In Eigener Sache – Vermischtes und US-Präsidenten

Ich hätte gerne einen Input von euch als Leser.

  1. Soll ich das Vermischte stärker thematisch gliedern? Ich dachte an so was wie Deutschland und Ausland. Hätte den Vorteil größerer Kohäsion, aber den Nachteil dass die einzelnen Segmente längere Publikationszeiträume haben und manche Sachen irrelevant werden. Zudem liest man dann halt ein Vermischtes zu monothematischen Themen, was irgendwie der Idee zuwiderläuft.
  2. Ich trage mich mit dem Gedanken einer Kanzlerranking-kompatiblen Serie zu den US-Präsidenten und bin unsicher, wie ich die strukturieren soll.

a) Erste Frage wäre das Bewertungskriterium. Meine beiden Ansätze sind aktuell wie im Kanzlerranking nach Bedeutung zu schauen, was den Vorteil hat parteipolitisch neutral zu sein. Oder aber für jeden Präsidenten ein „The Good, the Bad and the Ugly“ zu machen, was zwar glaube ich spannender, aber durch meine Meinung gefärbter wäre.

b) Klares Ranking wie bei den Kanzlern oder Tiers? Also so fünf Untergruppen von katastrophal bis exzellent oder so was?

c) Alle Präsidenten oder nur die ab Truman? Die Frage ist daher, weil die Natur der Präsidentschaft sich so krass geändert hat mit der Zeit, dass Vergleiche eigentlich nur für diesen Zeitraum Sinn machen.

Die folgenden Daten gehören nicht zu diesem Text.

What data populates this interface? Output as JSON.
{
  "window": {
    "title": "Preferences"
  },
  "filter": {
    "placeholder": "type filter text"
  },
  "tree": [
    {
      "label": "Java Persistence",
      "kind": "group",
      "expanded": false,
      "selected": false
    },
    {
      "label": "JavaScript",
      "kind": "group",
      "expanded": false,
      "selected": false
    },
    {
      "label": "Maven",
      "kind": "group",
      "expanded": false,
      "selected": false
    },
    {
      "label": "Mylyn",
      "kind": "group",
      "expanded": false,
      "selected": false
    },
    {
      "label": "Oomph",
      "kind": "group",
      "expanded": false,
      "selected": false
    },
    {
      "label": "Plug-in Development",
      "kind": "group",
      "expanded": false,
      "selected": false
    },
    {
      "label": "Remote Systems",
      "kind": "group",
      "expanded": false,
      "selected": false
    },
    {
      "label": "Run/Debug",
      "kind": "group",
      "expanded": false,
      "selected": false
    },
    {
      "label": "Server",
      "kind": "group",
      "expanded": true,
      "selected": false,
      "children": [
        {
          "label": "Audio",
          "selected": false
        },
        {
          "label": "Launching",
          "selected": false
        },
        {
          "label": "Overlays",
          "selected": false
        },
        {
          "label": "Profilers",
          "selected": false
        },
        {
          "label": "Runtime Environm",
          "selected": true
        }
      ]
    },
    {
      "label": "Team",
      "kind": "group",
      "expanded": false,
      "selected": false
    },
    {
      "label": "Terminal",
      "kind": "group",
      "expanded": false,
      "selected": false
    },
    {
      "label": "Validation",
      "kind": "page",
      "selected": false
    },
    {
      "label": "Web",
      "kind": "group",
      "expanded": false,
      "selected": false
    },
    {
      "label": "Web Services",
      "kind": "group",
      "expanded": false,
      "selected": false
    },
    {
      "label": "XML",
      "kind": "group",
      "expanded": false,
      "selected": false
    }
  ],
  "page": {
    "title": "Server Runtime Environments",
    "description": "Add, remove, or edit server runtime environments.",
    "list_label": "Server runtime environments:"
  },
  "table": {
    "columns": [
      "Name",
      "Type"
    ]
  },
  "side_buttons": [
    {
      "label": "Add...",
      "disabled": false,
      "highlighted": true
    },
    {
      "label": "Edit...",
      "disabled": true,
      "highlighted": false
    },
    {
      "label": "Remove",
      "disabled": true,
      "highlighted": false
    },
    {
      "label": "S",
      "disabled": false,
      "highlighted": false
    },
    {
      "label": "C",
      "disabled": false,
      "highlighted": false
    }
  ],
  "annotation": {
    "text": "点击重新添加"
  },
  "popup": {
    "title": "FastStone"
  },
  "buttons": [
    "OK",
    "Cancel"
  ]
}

Danke für eure Rückmeldungen!

{ 40 comments… add one }
  • lukas 17. Mai 2020, 19:06

    ich würde mit Roosevelt und dem NewDeal beginnen und tier ranking

  • Ralf 17. Mai 2020, 19:12

    zu 1)

    Nein, ich würde das Vermischte nicht stärker thematisch gliedern. Ich mag das bunte Sammelsurium. Dadurch ist immer etwas Interessantes für mich dabei. Und gerade beim Vermischten ist auch die Aktualität oft sehr wichtig.

    zu 2a)

    Ich wäre für ein grobes Ranking. Wie subjektiv das ist, hast Du ja schon beim Kanzlerranking gesehen, wo jeder Leser eine andere Reihenfolge im Kopf hatte. Aber zumindest ungefähr gingen die meisten Einschätzungen in eine ähnliche Richtung. Und gerade bei unbekannteren Präsidenten ist ein bisschen Einordnung sicher hilfreich …

    zu 2b)

    Ich denke Tiers machen mehr Sinn, weil – wie gesagt – auch beim Kanzlerranking schon kein wirklich „objektives“ Ranking erstellt werden konnte, dem jeder (oder die meisten) zugestimmt hätten.

    zu 2c)

    Also wenn Du alle Präsidenten machst, dann wäre das zwar sehr cool, aber dann würde ich mir genauso wie bei George R. R. Martin Sorgen machen, dass Du möglicherweise an Altersschwäche stirbst, bevor Du beim letzten Artikel angekommen bist und dass ich dann alles umsonst gelesen habe, weil ich nicht weiß, wie die Geschichte ausgeht …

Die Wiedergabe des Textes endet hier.